In July 2006, news broke that Dragon Garden was to be sold. After sixty years of private maintenance, the family was ready to let developers have the hill. Hong Kong's Conservancy Association appealed urgently to the Town Planning Board, arguing that the garden represented irreplaceable cultural heritage and that its mansion should be preserved. The appeals worked. On 25 September 2006, the Hong Kong Antiquities and Monuments Office designated Dragon Garden a Grade II Historic Site.

Dr. Lee had died in 1976, three decades before that moment. His granddaughter, Cynthia Lee Hong Yee, responded to the near-loss by founding the Dragon Garden Charitable Trust, whose mission is to preserve cultural and heritage property in Hong Kong for public benefit. In 2016, Lumina College, a private Christian academy, took over operational management, running guided tours and maintaining the site as a rural campus. The garden that nearly disappeared into a development site now receives visitors, organized by the institution that saved it.

A Legacy That Keeps Finding New Forms

The Dragon Garden Charitable Trust has not been content simply to hold the property. It co-sponsored the Hong Kong and Shenzhen Bi-city Biennale of Urbanism and Architecture in 2009, using the platform to raise public awareness of heritage preservation. In 2010, the Trust organized a fundraising art exhibition at the Cat Street Gallery in Sheung Wan, commissioning artists to interpret Dragon Garden—local singer Kay Tse helped bring publicity to the event.
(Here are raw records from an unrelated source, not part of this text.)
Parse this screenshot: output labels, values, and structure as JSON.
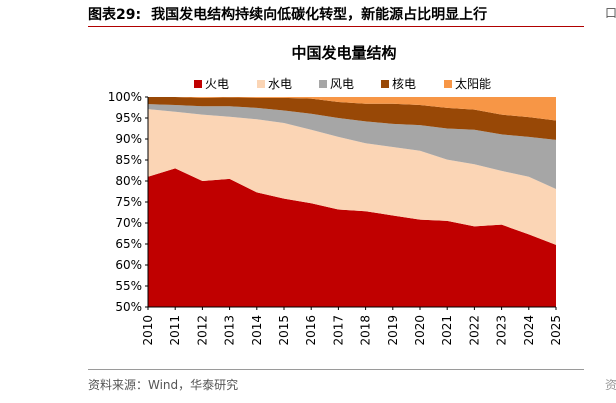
{
  "page": {
    "figure_label": "图表29:",
    "figure_title": "我国发电结构持续向低碳化转型，新能源占比明显上行",
    "source": "资料来源：Wind，华泰研究",
    "edge_top_right": "口",
    "edge_bottom_right": "资"
  },
  "colors": {
    "火电": "#c00000",
    "水电": "#fbd5b5",
    "风电": "#a6a6a6",
    "核电": "#984806",
    "太阳能": "#f79646",
    "accent_line": "#b00000"
  },
  "chart_data": {
    "type": "area",
    "stacked": true,
    "normalized": true,
    "title": "中国发电量结构",
    "x": [
      "2010",
      "2011",
      "2012",
      "2013",
      "2014",
      "2015",
      "2016",
      "2017",
      "2018",
      "2019",
      "2020",
      "2021",
      "2022",
      "2023",
      "2024",
      "2025"
    ],
    "ylim": [
      0.5,
      1.0
    ],
    "yticks": [
      "50%",
      "55%",
      "60%",
      "65%",
      "70%",
      "75%",
      "80%",
      "85%",
      "90%",
      "95%",
      "100%"
    ],
    "legend_position": "top",
    "grid": false,
    "series": [
      {
        "name": "火电",
        "values": [
          0.81,
          0.83,
          0.8,
          0.805,
          0.773,
          0.758,
          0.747,
          0.732,
          0.728,
          0.718,
          0.708,
          0.705,
          0.692,
          0.696,
          0.673,
          0.648
        ]
      },
      {
        "name": "水电",
        "values": [
          0.161,
          0.135,
          0.158,
          0.148,
          0.174,
          0.18,
          0.175,
          0.173,
          0.162,
          0.163,
          0.164,
          0.146,
          0.148,
          0.128,
          0.137,
          0.133
        ]
      },
      {
        "name": "风电",
        "values": [
          0.012,
          0.016,
          0.02,
          0.025,
          0.027,
          0.03,
          0.038,
          0.045,
          0.052,
          0.055,
          0.061,
          0.074,
          0.082,
          0.087,
          0.095,
          0.117
        ]
      },
      {
        "name": "核电",
        "values": [
          0.017,
          0.019,
          0.02,
          0.021,
          0.024,
          0.03,
          0.036,
          0.038,
          0.042,
          0.048,
          0.048,
          0.049,
          0.048,
          0.047,
          0.047,
          0.046
        ]
      },
      {
        "name": "太阳能",
        "values": [
          0.0,
          0.0,
          0.002,
          0.001,
          0.002,
          0.002,
          0.004,
          0.012,
          0.016,
          0.016,
          0.019,
          0.026,
          0.03,
          0.042,
          0.048,
          0.056
        ]
      }
    ]
  }
}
The Trust also continues pushing Hong Kong to modernize its Antiquities and Monuments Ordinance, which its members regard as inadequate to protect cultural assets like this one. The fixed cost for a full restoration proposal—including new facilities for exhibitions, organic farming, and educational purposes—has been estimated at approximately HK$30 million. Whether that vision is fully realized or not, the garden that Lee Iu Cheung built between 1949 and 1970 still stands above Sham Tseng, its pavilion animals still guarding the eaves, its Buddhist pines still the largest in the city.

Finding the Garden

Dragon Garden sits along Castle Peak Road at Tsing Lung Tau, in the western part of Tsuen Wan District. No MTR station is nearby—the closest is Tsuen Wan station on the Tsuen Wan Line, accessible from the southern exit. It is not a place you stumble upon; you have to know to look for it. That quality of deliberate discovery feels appropriate for a garden built in private over twenty years, nearly sold, then saved. It does not advertise itself. It waits.

From the Air

Dragon Garden sits at approximately 22.36°N, 114.05°E in the western New Territories, in the hills above Sham Tseng near Castle Peak Road. From the air, look for the forested hillside east of the inlet at Sham Tseng Bay, southwest of Tsuen Wan's urban grid. The nearest major airport is Hong Kong International Airport (VHHH), about 12 nautical miles to the southwest on Lantau Island. Approach from the east at 1,500–2,500 feet to distinguish the garden's pavilion rooflines from the surrounding secondary forest. The area sits under the southern approach corridor for VHHH; pilots transiting the New Territories should monitor Hong Kong Approach on the appropriate frequency.